The stay of tenants in Li gård is going well as we are now in the second week of “Farmen kendis”.
For the vast majority, the stay so far has been a complete transformation, with new routines, little food and farm work, the adjustment the participants have to go through obvious to TV viewers.
Lightens the veil on wedding plans
Among the participants is food influencer and cookbook author Emily Vu Niering (28).
She told Dagbladet that the hardest thing about the residency was the lack of freedom – there was nowhere to go if the mood was pressing.
– I don't argue in general. I rarely get angry, I just feel very sad, she tells Dagbladet.
On Tuesday's episode, she cried on camera when she said she missed being part of the cooking team at the farm.
He had claims before the “Celebrity Farm”
Throughout the first week it was Oni Askeland (61) and Anne Cat. Herland, 51, took over the kitchen, something Neering said she would love to be a part of. In the program, she describes cooking as her “safe haven.”
“I feel like I'm intruding a little bit if I say I want to join the kitchen,” Neering says while crying in the episode.

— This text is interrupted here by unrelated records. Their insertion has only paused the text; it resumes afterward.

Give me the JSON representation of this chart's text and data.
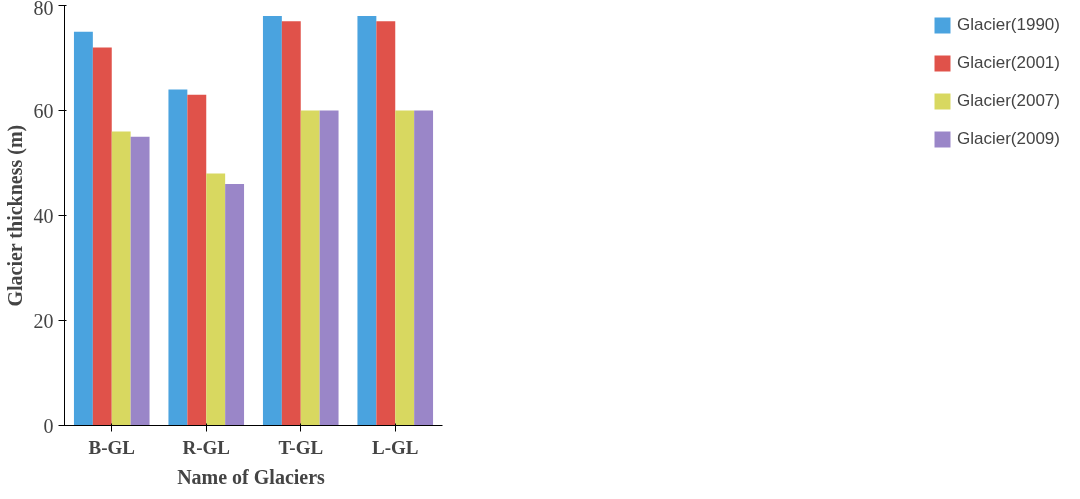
{
  "chart_data": {
    "type": "bar",
    "xlabel": "Name  of Glaciers",
    "ylabel": "Glacier thickness (m)",
    "categories": [
      "B-GL",
      "R-GL",
      "T-GL",
      "L-GL"
    ],
    "series": [
      {
        "name": "Glacier(1990)",
        "color": "#4aa3df",
        "values": [
          75,
          64,
          78,
          78
        ]
      },
      {
        "name": "Glacier(2001)",
        "color": "#e0524a",
        "values": [
          72,
          63,
          77,
          77
        ]
      },
      {
        "name": "Glacier(2007)",
        "color": "#d8d860",
        "values": [
          56,
          48,
          60,
          60
        ]
      },
      {
        "name": "Glacier(2009)",
        "color": "#9a86c8",
        "values": [
          55,
          46,
          60,
          60
        ]
      }
    ],
    "ylim": [
      0,
      80
    ],
    "yticks": [
      0,
      20,
      40,
      60,
      80
    ],
    "grid": false,
    "legend": "right"
  }
}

– I search for the cupboard designated for cooking, but then I do not find enough space. Which is a bit silly, but that's the way it is. You're still a little vulnerable here, because everything is so new. So having something safe from work would be good.
– Glad we agreed
In front of Dagbladet, it seems that this was not the only time Neering cried during his stay.
– I don't know how much it sounds like it, but I often went alone and cried, because there was a stressful atmosphere and I couldn't say a word, she says, explaining that small things like disagreements over the distribution of work and animal husbandry are often very all-consuming there.
-I went out and cried, then came back again. “That's how I dealt with it,” she says with a laugh.
“Infuriatingly humble web fan. Writer. Alcohol geek. Passionate explorer. Evil problem solver. Incurable zombie expert.”